Here I expected 29.Nxc5 Rxc5 with a drawish position, due to the opposite-colored bishops. Instead my opponent's next move came as a pleasant surprise.

29.Nxf8? Rxf8

The position is already better for Black because the knight on c5 is superior to the bishop on d3. For example, 30.b3 Rfe8 with the idea of tripling on the e-file is clearly advantageous to Black. White manages to avoid this, but only at the cost of a pawn.

30.Re1 Qxa4 31.Rff1 Qxd1 32.Rxd1 Nxd3

With a material advantage, I did not mind this exchange although it might have been better to keep the minor pieces on the board. The looming sudden-death time limit played a role in my decision. I wanted to make the position as uncomplicated as possible.

33.Rxd3 Rfe8 34.Rb3 Re1 35.Kg1 Rxf1+ 36.Kxf1 Rc8

This ending is favorable for Black, but with the active 37.Rxb7 Rxc4 38.Rb6 Rb4 39.Rxd6 Rxb2 White could have fought on. His passive alternative is tantamount to resignation.
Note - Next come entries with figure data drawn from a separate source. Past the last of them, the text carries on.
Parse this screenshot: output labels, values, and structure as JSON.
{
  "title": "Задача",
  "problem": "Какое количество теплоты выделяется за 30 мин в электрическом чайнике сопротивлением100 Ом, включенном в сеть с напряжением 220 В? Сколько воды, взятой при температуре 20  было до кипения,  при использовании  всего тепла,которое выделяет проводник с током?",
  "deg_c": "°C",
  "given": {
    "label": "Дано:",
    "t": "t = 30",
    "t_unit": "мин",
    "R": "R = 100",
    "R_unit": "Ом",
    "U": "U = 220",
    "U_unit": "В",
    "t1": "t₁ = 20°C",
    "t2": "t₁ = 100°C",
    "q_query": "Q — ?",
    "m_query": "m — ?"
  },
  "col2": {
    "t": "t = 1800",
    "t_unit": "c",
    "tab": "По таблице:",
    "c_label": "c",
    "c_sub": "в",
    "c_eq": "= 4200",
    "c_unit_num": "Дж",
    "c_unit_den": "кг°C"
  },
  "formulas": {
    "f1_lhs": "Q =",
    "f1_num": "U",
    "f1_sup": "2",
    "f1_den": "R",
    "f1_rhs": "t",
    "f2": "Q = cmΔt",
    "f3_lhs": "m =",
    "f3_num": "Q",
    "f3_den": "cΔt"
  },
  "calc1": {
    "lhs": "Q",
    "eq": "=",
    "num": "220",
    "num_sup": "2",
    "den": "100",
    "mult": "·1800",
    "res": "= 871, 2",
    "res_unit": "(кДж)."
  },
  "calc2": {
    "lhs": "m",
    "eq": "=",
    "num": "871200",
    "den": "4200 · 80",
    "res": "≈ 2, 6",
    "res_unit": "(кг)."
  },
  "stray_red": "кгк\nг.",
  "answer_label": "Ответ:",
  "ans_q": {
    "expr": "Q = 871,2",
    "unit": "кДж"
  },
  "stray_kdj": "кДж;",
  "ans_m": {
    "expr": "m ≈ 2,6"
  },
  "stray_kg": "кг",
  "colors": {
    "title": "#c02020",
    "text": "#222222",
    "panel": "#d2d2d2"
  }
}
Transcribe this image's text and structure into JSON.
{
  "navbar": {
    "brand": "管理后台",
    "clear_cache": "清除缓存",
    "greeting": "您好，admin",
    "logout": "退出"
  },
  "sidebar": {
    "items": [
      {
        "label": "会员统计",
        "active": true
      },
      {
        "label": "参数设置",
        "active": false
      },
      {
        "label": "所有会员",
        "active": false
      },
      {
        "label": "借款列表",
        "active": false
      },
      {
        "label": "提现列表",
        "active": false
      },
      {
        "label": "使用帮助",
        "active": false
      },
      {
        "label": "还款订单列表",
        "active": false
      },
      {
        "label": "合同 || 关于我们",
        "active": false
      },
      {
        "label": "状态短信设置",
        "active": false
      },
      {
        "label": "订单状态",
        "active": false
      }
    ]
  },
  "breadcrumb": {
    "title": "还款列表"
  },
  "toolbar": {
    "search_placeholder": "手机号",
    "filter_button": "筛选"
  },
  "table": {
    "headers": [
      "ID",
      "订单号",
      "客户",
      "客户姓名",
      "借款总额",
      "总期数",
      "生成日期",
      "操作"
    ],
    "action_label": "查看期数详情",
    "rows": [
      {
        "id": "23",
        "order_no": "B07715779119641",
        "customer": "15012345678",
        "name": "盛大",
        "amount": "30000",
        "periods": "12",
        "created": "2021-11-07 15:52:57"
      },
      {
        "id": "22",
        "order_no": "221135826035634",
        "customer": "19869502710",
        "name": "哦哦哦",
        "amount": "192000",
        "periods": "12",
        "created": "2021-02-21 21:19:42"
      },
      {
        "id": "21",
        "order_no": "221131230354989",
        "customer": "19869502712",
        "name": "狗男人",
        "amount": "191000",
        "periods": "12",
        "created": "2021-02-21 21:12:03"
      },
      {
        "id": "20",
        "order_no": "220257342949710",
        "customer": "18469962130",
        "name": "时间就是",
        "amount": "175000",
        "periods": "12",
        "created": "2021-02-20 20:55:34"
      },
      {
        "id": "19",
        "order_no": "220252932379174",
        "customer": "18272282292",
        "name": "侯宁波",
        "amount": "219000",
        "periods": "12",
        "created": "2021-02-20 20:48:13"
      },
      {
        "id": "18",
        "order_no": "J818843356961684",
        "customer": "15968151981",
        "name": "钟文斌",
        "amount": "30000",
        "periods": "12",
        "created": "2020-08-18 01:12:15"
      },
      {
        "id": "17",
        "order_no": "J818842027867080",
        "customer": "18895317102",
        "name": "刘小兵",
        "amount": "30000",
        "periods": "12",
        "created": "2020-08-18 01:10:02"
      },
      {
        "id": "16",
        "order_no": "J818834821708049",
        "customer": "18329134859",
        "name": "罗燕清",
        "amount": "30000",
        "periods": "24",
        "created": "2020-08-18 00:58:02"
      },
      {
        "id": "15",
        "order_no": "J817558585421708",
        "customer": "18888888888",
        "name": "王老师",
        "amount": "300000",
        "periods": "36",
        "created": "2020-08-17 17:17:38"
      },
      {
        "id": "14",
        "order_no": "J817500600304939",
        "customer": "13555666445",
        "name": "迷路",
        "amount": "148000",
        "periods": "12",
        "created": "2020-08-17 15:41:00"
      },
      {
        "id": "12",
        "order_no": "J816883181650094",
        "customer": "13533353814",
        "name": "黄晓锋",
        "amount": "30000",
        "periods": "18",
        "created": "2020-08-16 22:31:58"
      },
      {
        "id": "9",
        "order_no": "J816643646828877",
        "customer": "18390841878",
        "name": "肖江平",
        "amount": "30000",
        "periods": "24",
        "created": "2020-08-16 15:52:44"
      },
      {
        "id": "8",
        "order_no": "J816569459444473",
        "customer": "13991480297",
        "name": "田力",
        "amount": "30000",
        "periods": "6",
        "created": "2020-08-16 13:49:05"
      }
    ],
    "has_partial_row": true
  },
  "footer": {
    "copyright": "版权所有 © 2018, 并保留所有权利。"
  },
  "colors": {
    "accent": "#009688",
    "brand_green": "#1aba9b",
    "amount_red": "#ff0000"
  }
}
37.Rc3 Rc5 38.Ke2 b5 39.b3 bxc4 40.bxc4

Now the passed a-pawn is decisive.

40...Kf7 41.Kd3 Kf6 42.Kd4 a4 43.Re3

Rather than waste a tempo with this move, White should play an immediate 43.Ra3.

43...Ra5 44.Ra3 g5 45.Kc3 f4 46.Kb4 Ra8 47.c5 dxc5+ 48.Kxc5 Ke5 49.d6 Rc8+ 50.Kb6 Kxd6

Not liking the looks of 51.Rxa4 Rb8+ 52.Ka7 Rb2 53.g3 f3 54.Ra5 Ke6 55.h4 gxh4 56.gxh4 f2 57.Ra1 Ra2+ 58.Rxa2 f1=Q, White resigned. This was a difficult game under any circumstances but especially so in the last round of a one-day tournament.